The region north of the Alps was inhabited by Celts and was part of the Roman Empire until (probably Slavonic) tribes from the East, the so-called 'Bayuvaren' started to settle in the region in the 6th century AD. A later mention was made by the Franks ca. 520. Saint Boniface completed the people's conversion to Christianity in the early 8th century. Bavaria resisted the Protestant Reformation, and remains strongly Roman Catholic.
From about 550 to 788, the house of Agilolfing ruled the duchy of Bavaria, ending with Tassilo III who was deposed by Charlemagne. For the next 400 years numerous families held the duchy, rarely for more than three generations.

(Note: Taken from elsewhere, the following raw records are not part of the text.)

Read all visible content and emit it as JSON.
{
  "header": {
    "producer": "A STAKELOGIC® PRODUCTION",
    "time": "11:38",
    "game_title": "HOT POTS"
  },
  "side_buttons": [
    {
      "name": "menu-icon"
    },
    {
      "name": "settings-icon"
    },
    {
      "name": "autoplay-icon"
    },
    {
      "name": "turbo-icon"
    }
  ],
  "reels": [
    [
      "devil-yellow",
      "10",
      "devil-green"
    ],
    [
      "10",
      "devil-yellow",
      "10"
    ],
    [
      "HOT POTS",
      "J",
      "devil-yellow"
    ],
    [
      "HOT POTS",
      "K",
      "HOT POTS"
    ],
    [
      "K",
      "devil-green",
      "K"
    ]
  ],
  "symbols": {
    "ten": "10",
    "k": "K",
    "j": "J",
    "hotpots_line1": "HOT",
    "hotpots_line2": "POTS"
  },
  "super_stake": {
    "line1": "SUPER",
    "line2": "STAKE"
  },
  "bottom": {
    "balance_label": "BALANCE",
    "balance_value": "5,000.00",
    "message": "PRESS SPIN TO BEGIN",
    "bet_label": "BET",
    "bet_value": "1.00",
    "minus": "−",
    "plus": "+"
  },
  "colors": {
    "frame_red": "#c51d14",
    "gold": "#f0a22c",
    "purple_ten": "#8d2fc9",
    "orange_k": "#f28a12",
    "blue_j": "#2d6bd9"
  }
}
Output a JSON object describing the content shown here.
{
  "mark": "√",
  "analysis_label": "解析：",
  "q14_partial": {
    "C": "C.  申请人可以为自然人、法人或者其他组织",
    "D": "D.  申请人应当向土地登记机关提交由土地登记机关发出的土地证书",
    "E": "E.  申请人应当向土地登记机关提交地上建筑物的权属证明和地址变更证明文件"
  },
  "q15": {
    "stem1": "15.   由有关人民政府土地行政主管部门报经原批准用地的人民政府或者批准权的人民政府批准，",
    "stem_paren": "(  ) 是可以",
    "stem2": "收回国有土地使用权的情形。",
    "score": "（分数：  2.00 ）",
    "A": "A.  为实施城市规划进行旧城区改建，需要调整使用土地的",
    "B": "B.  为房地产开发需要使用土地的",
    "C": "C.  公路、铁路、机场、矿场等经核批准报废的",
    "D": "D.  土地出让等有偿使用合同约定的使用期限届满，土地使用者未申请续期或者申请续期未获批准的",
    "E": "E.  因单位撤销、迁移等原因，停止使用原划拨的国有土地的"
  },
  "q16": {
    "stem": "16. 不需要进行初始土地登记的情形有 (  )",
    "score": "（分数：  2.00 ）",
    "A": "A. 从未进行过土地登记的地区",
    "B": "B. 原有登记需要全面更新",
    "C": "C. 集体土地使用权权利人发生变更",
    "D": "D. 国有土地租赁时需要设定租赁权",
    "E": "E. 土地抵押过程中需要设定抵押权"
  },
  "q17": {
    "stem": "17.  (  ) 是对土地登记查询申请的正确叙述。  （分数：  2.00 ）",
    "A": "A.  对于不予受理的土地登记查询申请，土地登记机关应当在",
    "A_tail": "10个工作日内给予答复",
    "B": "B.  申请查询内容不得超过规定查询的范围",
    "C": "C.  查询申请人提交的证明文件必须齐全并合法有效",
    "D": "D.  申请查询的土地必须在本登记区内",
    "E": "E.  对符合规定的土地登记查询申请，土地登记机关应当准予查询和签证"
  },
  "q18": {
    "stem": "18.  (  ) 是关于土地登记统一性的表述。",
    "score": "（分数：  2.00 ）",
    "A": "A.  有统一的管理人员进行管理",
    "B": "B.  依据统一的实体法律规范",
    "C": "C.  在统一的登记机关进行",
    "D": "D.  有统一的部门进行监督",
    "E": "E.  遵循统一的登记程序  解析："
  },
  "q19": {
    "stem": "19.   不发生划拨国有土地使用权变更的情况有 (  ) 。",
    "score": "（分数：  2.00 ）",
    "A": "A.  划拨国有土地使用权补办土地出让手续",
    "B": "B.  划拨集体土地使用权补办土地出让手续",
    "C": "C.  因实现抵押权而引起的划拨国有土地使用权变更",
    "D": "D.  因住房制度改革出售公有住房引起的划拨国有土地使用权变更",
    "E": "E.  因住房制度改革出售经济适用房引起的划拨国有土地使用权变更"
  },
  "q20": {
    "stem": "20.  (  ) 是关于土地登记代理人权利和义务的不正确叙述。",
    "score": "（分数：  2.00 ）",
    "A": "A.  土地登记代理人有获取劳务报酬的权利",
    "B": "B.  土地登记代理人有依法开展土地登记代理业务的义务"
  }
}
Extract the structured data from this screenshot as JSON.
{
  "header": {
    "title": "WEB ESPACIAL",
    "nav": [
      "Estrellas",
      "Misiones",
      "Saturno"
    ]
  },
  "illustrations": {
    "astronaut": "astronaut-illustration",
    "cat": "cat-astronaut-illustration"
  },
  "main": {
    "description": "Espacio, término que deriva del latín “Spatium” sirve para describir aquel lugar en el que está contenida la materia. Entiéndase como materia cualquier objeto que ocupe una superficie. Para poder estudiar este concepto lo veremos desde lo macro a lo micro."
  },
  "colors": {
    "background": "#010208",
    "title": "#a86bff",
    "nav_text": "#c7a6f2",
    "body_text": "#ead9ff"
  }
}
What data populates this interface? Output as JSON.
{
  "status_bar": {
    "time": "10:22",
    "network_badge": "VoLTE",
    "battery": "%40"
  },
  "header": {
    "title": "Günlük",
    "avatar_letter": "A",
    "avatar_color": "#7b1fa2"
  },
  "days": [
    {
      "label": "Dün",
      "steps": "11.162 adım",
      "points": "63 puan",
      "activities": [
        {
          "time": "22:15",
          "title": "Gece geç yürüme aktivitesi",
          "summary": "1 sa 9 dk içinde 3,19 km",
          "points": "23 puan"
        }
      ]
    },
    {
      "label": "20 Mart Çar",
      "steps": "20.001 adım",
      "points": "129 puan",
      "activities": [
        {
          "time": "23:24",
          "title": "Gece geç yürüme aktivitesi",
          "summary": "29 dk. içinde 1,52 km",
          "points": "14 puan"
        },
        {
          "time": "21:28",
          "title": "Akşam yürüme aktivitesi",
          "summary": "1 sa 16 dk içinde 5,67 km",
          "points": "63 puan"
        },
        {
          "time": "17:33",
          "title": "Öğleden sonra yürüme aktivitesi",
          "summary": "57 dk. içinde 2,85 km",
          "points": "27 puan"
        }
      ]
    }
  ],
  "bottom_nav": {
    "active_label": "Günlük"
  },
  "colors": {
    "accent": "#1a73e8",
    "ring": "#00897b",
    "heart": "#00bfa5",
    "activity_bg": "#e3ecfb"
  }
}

The last, and one of the most important, of these dukes was Henry the Lion of the house of Welf, founder of Munich.When Henry the Lion was deposed as duke of Saxony and Bavaria by his cousin, Frederick I, Holy Roman Emperor, in 1180, Bavaria was awarded as fief to the Wittelsbach family, which ruled from 1180 to 1918. The first of several divisions of the duchy occurred in 1255 but in 1506 Bavaria was reunited and Munich became the sole capital. In 1623 the dukes replaced their relative, the Count Palatine of the Rhine in the early days of the Thirty Years War and acquired the powerful prince-electoral dignity in the Holy Roman Empire, determining its Emperor thence forward, as well as special legal status under the empire's laws. When Napoleon abolished the Empire, Bavaria became a kingdom in 1806, and in 1815 the Rhenish Palatinate was annexed to it. In between 1799 and 1817 the leading minister count Montgelas followed a strict policy of modernisation and lay the foundations of administrative structures that survived even the monarchy and are (in their core) valid until today. In 1818 a modern constitution (with the standards of the time) was passed, that established a bicameral Parliament with a House of Lords ("Kammer der Reichsräte") and a House of Commons ("Kammer der Abgeordneten"). The constitution was valid until the collapse of the monarchy at the end of the First World War.